Палашка с воем кинулась к ней, вцепилась в юбку:

– Мамка, не бросай нас, пропадем без тебе!

Проснулся и захныкал малыш в зыбке. Варвара дала затрещину Палашке, зашипела:

– Делай чего велять, а то впрямь сбегу! Угомони его…

Малафей всхлипнул. Она подошла к нему.

– Помираю, Варькя, – прошептал он, заискивающе глядя на нее. – Вся нутро огнем горить…

– Да будеть табе, уж сколько раз помирал… ишо обмогнешься.

Она схватила узелок и исчезла за дверью.


Восход застал Варвару на опушке березняка. Ветерок побежал по верхушкам, засеребрилась листва. Розовый свет разгорался на белых стволах. Ожили птицы, вспыхнула роса в траве.

Под босой ногой треснул сучок, и желтая, в черных подпалинах иволга взмыла над головой, тяжело зашумев крыльями.

Варвара торопится, шлепает по луже, брызги сверкают.

В низине стоит сумрачная глухая тишина. Не слышно птичьих голосов. Редкие сосны попадаются среди чернеющих старых елей.

Варвара пробирается сквозь чащу, заваленную буреломом. Земля укрыта толстым слоем мертвой хвои. Путь то и дело перегораживают корявые стволы, заплетенные сухой паутиной.

Треск ломаемых сучьев нарушает безмолвие. Мелькая в пятнах света, за деревьями прыжками летит косуля. И опять тихо.

Седой мох пружинит под ногами. Хлещут по лицу колючие лапы.

С кочки на кочку Варвара пытается обойти бочаг темной стоячей воды. Шагнула – провалилась по щиколотку, еще шагнула – по колено. Она беспомощно оглядывается. За густым камышом дрожат и переливаются на воде солнечные блики.

Она входит в коричневую жижу по грудь. Мутные пузыри с бульканьем бегут снизу. Подняв над головой узелок, цепляясь за стебли, нащупывает скользкое илистое дно. Обрывается, плывет.

На дне оврага в зарослях петляет ручей.

Варвара бредет по берегу, с трудом переставляя ноги. Она присаживается на торчащие из песка корни, пьет из пригоршни, опускает в поток разгоряченные ступни.
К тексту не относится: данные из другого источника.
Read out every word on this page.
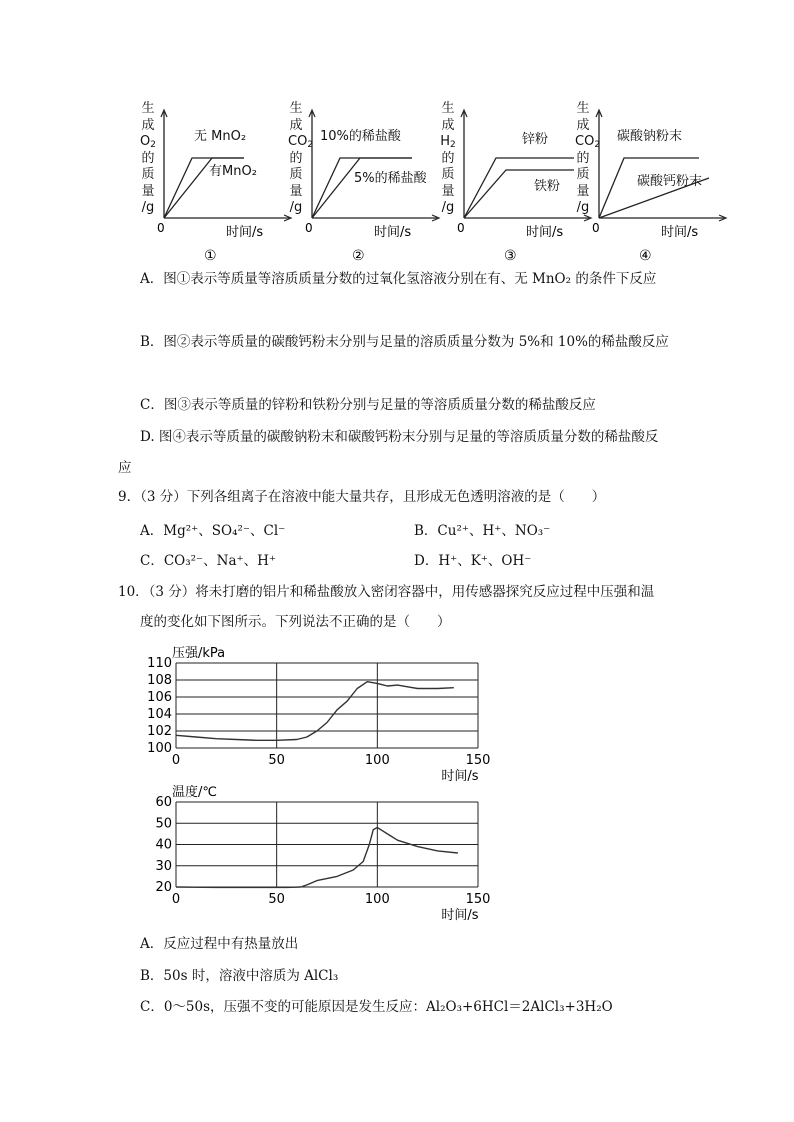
生
成
$O_2$
的
质
量
/g
无 MnO₂
有MnO₂
0	时间/s
①
生
成
$CO_2$
的
质
量
/g
10%的稀盐酸
5%的稀盐酸
0	时间/s
②
生
成
$H_2$
的
质
量
/g
锌粉
铁粉
0	时间/s
③
生
成
$CO_2$
的
质
量
/g
碳酸钠粉末
碳酸钙粉末
0	时间/s
④
A．图①表示等质量等溶质质量分数的过氧化氢溶液分别在有、无 MnO₂ 的条件下反应
B．图②表示等质量的碳酸钙粉末分别与足量的溶质质量分数为 5%和 10%的稀盐酸反应
C．图③表示等质量的锌粉和铁粉分别与足量的等溶质质量分数的稀盐酸反应
D. 图④表示等质量的碳酸钠粉末和碳酸钙粉末分别与足量的等溶质质量分数的稀盐酸反
应
9．（3 分）下列各组离子在溶液中能大量共存，且形成无色透明溶液的是（　　）
A．Mg²⁺、SO₄²⁻、Cl⁻	B．Cu²⁺、H⁺、NO₃⁻
C．CO₃²⁻、Na⁺、H⁺	D．H⁺、K⁺、OH⁻
10．（3 分）将未打磨的铝片和稀盐酸放入密闭容器中，用传感器探究反应过程中压强和温
度的变化如下图所示。下列说法不正确的是（　　）
100
102
104
106
108
110
0	50	100	150
压强/kPa
时间/s
20
30
40
50
60
0	50	100	150
温度/℃
时间/s
A．反应过程中有热量放出
B．50s 时，溶液中溶质为 AlCl₃
C．0～50s，压强不变的可能原因是发生反应：Al₂O₃+6HCl＝2AlCl₃+3H₂O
Тает свет. Под бегущей водой колеблются, переплетаясь, зеленые нити ряски. Ее клонит в сон.

Потянуло свежестью, кусты зашумели. Приглушенно доносится ржание лошади. Варвара просыпается, встает.

Она идет по извилине ручья, ныряет в ольшаник, раздвигает сучья.

На той стороне на склоне, освещенном красным закатным солнцем, бегает жеребенок, замирает, принюхиваясь к ветру, задрав морду к небу. Под кривой ветлой пасется нерасседланная чубарая кобыла.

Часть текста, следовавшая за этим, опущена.